The lights go dim and the auditorium falls silent as the members of NCP’s Black Student Union take the stage. Every year, as a conclusion to Black History Month, BSU presents a showcase of original and borrowed spoken poetry pieces that discuss relevant issues within the black community. The pieces performed during the showcase correlate with a different theme each year, and this year’s theme discussed the portrayal of the black community through film, media, and online social platforms. The themes and specific pieces provided a powerful, in-depth analysis of current issues faced within the black community. “The showcase provides an opportunity for us to get our message across about topics that people don’t talk about often,” said Ikenna Eleu, Adv. 904.

“Determining the theme for the showcase is always a team effort,” said Osazee Osaghae, Adv. 904. In preparation for the showcase, BSU members file through countless pieces until they find the ones they feel sound best and most effectively communicate the intended theme of the show. “The process for showcase can be stressful… but as stressful as it is, it becomes worthwhile when we perform in front of the school in the end,” said Alison Tatchoum, Adv. 907. This year’s pieces discussed film, cartoons, and music, as well as touching on topics like the Black Girl Magic movement and the prevalence of cultural appropriation.

The performance began with an original piece from Osaghae, “Story of Jay.” As he paced across the stage, he spoke about the death of one of his close friends as well as the daily struggles and obstacles he faces. “Not many people know much about me…it was a way for me to express who I actually am as a person outside of my humor and general positive attitude,” said Osaghae.

The program continued with pieces discussing the lack of representation and diversity within film and entertainment, referencing recent Academy and Grammy awards ceremonies. This was followed by pieces on the necessity for non-black individuals to eliminate the use of derogatory and oppressive language, the importance of celebrating women of color, and the problematic connotations of white women altering their physical appearance in a way that mimics and demeans black women. This collection of poetry was performed by groups of students, with the multitude of their voices used to emphasize the importance of the words they spoke.

Another original piece, “Off White,” was written and performed by Eleu. In this poem, he discusses his early experiences with the detrimental effects of racial stereotyping in grade school.
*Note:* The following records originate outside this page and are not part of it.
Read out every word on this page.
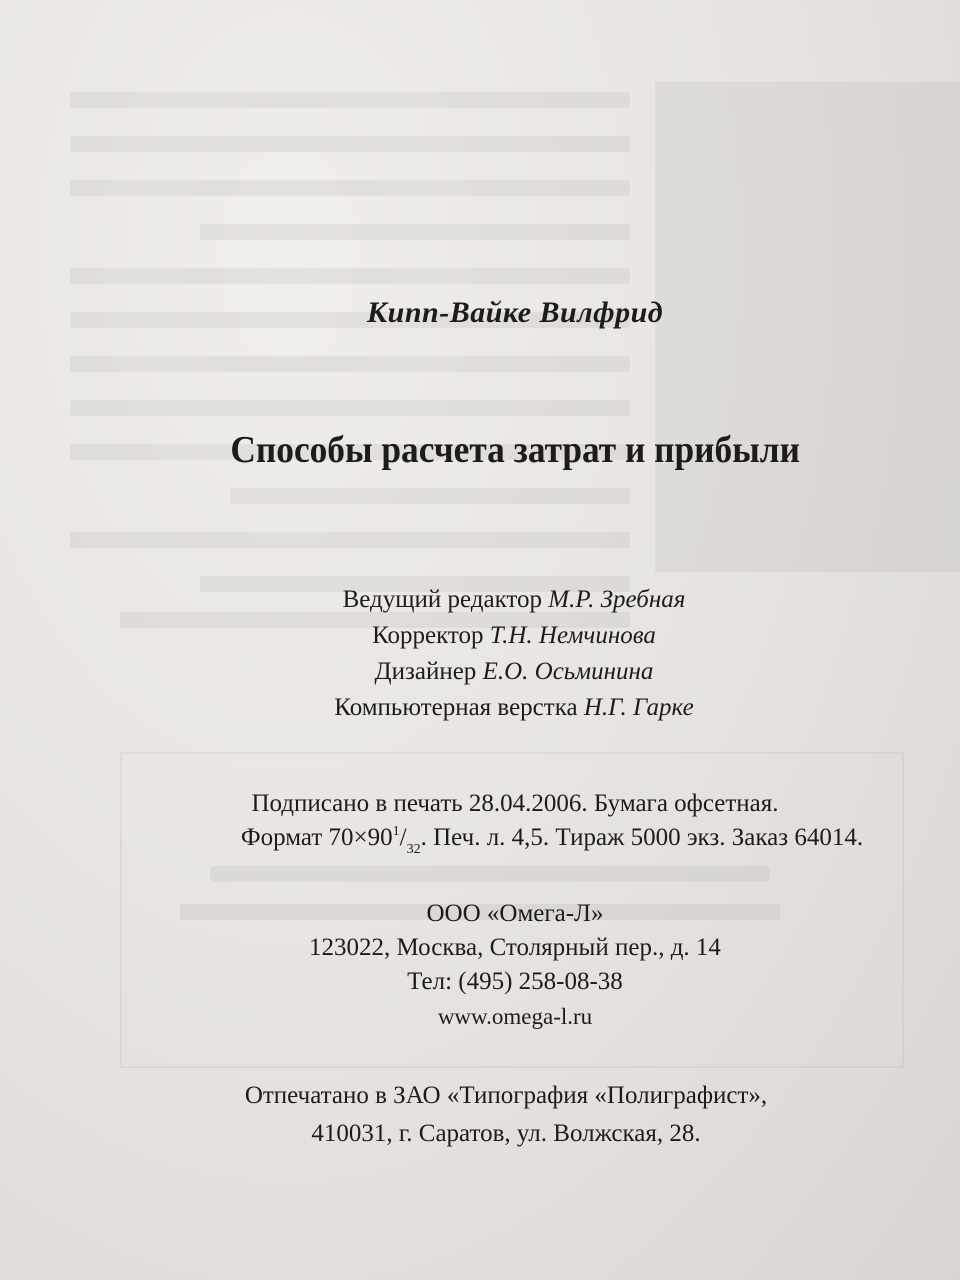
Кипп-Вайке Вилфрид
Способы расчета затрат и прибыли
Ведущий редактор М.Р. Зребная
Корректор Т.Н. Немчинова
Дизайнер Е.О. Осьминина
Компьютерная верстка Н.Г. Гарке
Подписано в печать 28.04.2006. Бумага офсетная.
Формат $70\times 90^1/_{32}$. Печ. л. 4,5. Тираж 5000 экз. Заказ 64014.
ООО «Омега-Л»
123022, Москва, Столярный пер., д. 14
Тел: (495) 258-08-38
www.omega-l.ru
Отпечатано в ЗАО «Типография «Полиграфист»,
410031, г. Саратов, ул. Волжская, 28.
As his words echoed through the auditorium, the pain and confusion he felt was tangible. “I wanted to write a more personal piece, it was a way of confronting what happened when I was younger. It helped me move on,” said Eleu.

The showcase concluded with all the members of BSU coming together on stage. One by one, each stepped forward and proclaimed the changes that need to be made to encourage a more balanced and accountable society. As they stood in unity on stage with their fists raised high, the lights dimmed the stage one final time and the auditorium filled with the sound of applause.